Come trascorri il tempo libero?
«Suono la fisarmonica. Nelle zone di montagna non è uno strumento così ra­ro, nelle sagre non manca mai. Io ho ini­ziato a suonarla perché ho frequentato un corso in paese, non faccio parte di nessuna banda, ma mi piace suonarla anche da solo».

Sei fidanzato?
«Si, da 5 mesi con una ragazza che co­noscete perché va in bici: Sofia Ber­tizzolo. Il mondiale nel quale lei conquistò la medaglia d’argento tra le ju­niores è stato galeotto? No, ci siamo messi assieme solo dopo».

Il ricordo più bello che hai legato alla bici?
«La vittoria al Piccolo Giro di Lombar­dia dell’anno scorso, una bella soddisfazione dopo la brutta caduta del mon­­diale. Ponferrada per me è un ca­pitolo chiuso, anche se in tanti me la ricordano spesso. Quando sento dire “se non fossi caduto, avresti vinto” o supposizioni di questo tipo ormai non ci faccio più caso, mi entrano da un orecchio e mi escono dall’altro. È andata così, ci saranno altre occasioni».
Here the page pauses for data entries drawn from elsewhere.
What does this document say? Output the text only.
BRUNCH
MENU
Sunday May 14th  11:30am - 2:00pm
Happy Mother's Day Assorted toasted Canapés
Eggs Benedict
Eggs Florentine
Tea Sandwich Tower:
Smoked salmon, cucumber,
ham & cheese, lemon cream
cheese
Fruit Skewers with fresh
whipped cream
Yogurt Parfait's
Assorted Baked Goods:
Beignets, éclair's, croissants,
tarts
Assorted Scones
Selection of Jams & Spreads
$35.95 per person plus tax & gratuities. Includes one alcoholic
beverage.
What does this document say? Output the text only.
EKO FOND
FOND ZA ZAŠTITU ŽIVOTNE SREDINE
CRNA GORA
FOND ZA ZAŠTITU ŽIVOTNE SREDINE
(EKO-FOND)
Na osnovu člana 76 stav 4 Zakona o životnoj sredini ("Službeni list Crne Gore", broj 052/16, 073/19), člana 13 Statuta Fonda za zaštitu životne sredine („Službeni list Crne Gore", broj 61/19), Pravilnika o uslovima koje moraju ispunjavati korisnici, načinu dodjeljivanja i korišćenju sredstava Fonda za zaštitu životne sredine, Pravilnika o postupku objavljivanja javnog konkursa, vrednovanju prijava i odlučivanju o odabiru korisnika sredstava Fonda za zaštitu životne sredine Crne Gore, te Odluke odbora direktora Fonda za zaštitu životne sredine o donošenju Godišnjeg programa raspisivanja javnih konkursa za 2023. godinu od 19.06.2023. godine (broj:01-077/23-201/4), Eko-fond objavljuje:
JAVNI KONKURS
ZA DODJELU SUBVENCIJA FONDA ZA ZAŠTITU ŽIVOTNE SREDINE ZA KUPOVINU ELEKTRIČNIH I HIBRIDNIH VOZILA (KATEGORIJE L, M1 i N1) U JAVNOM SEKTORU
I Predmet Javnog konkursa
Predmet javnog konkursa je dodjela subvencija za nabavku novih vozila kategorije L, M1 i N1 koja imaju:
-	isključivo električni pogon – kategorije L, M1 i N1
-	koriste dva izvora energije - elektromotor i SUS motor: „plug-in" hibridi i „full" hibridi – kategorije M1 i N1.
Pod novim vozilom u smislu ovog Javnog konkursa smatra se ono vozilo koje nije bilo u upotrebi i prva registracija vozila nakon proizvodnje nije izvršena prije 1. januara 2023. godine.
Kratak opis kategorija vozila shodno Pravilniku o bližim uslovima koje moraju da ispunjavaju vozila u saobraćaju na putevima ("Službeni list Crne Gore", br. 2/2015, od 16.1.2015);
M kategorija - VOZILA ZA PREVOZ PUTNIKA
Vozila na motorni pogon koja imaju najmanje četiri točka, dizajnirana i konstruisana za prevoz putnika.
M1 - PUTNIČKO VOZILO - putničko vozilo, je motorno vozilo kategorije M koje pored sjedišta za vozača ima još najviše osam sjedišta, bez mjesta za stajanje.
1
Cosa ti aspetti da questa stagione?

«Di firmare quanto prima un contratto per passare professionista. Sono in contatto con al­cune squadre, quelle con cui avevo parlato già a fine 2014 ma non posso dire di più al mo­mento. Il sogno è essere chiamato da un team World Tour. Per squa­dre co­me la Sky, la Saxo Bank e la BMC non ci penserei due volte, cor­rerei an­che gra­tis. Scher­zi a par­te, in at­tesa del pas­sag­gio voglio far be­ne in ma­glia Zalf, puntando alle cor­­se più im­portanti dell’anno. Al mio ter­zo an­no in questo team vorrei centrare al­meno un successo in­ter­nazio­na­le. Se ar­ri­vasse tra Pa­squa e Pa­squet­ta sa­reb­be un bel colpaccio».

Sogno nel cas­setto?
«Poter­mi gio­ca­re un gior­no la classifica di un gran­de gi­ro, vedremo se le mie doti me lo permetteranno».

Come ti im­ma­gini da gran­de?
«In bici e, una volta ap­pesa al chiodo, sul trattore».